Lastly, I do not credit the Homans' claim that they were told that the results for June and July were on track with the Projections. They argue that they accepted this oral representation in lieu of receiving documentation. I do not find this plausible. Having nothing other than the Homans say-so to go on, I cannot conclude that any such statements were actually made. Statements of this kind are exactly the sort that should be confirmed in writing. Given the Homans' self-interest and willingness to change their stories when convenient, I cannot credit their testimony on this issue.

For all these reasons, I am unconvinced that the defendants made material, false representations of fact. Therefore, the Homans' fraud claims fail.

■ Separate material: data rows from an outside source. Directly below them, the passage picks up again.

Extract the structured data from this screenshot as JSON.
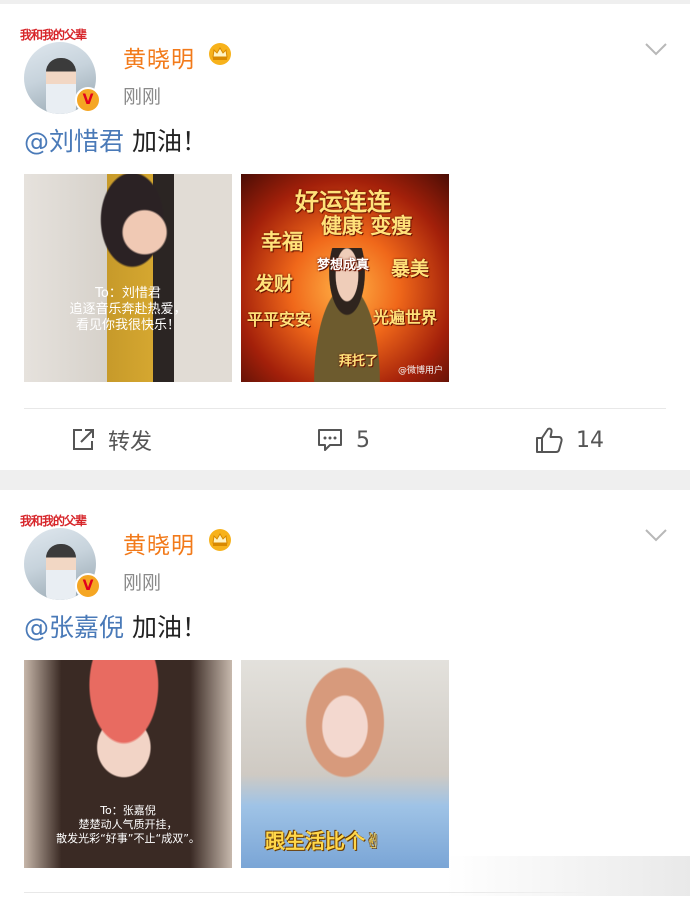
{
  "posts": [
    {
      "avatar_banner": "我和我的父辈",
      "username": "黄晓明",
      "timestamp": "刚刚",
      "mention": "@刘惜君",
      "text": " 加油！",
      "images": [
        {
          "dedication": [
            "To：刘惜君",
            "追逐音乐奔赴热爱，",
            "看见你我很快乐！"
          ]
        },
        {
          "words": [
            "好运连连",
            "幸福",
            "健康 变瘦",
            "梦想成真",
            "发财",
            "暴美",
            "平平安安",
            "光遍世界",
            "拜托了"
          ],
          "watermark": "@微博用户"
        }
      ],
      "actions": {
        "share": "转发",
        "comments": "5",
        "likes": "14"
      }
    },
    {
      "avatar_banner": "我和我的父辈",
      "username": "黄晓明",
      "timestamp": "刚刚",
      "mention": "@张嘉倪",
      "text": " 加油！",
      "images": [
        {
          "dedication": [
            "To：张嘉倪",
            "楚楚动人气质开挂，",
            "散发光彩“好事”不止“成双”。"
          ]
        },
        {
          "caption": "跟生活比个✌"
        }
      ]
    }
  ],
  "colors": {
    "username": "#f27a1a",
    "mention": "#4a7ab8",
    "timestamp": "#8a8a8a",
    "action": "#555555"
  }
}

But the Homans' fraud claims also fail for another equally important reason. To prevail, they must establish that they reasonably relied on false representations. They cannot do so for several reasons.

First, they expressly disavowed any reliance on any oral statements made by the defendants or Cress. In the Agreement, the Homans expressly acknowledged that:

7.05 This document contains the entire understanding of the parties, and there are no oral agreements, understandings, or representations relied upon by the parties. Any modifications must be in writing and signed by all parties.

JX 5 (bold emphasis in original; italics emphasis added).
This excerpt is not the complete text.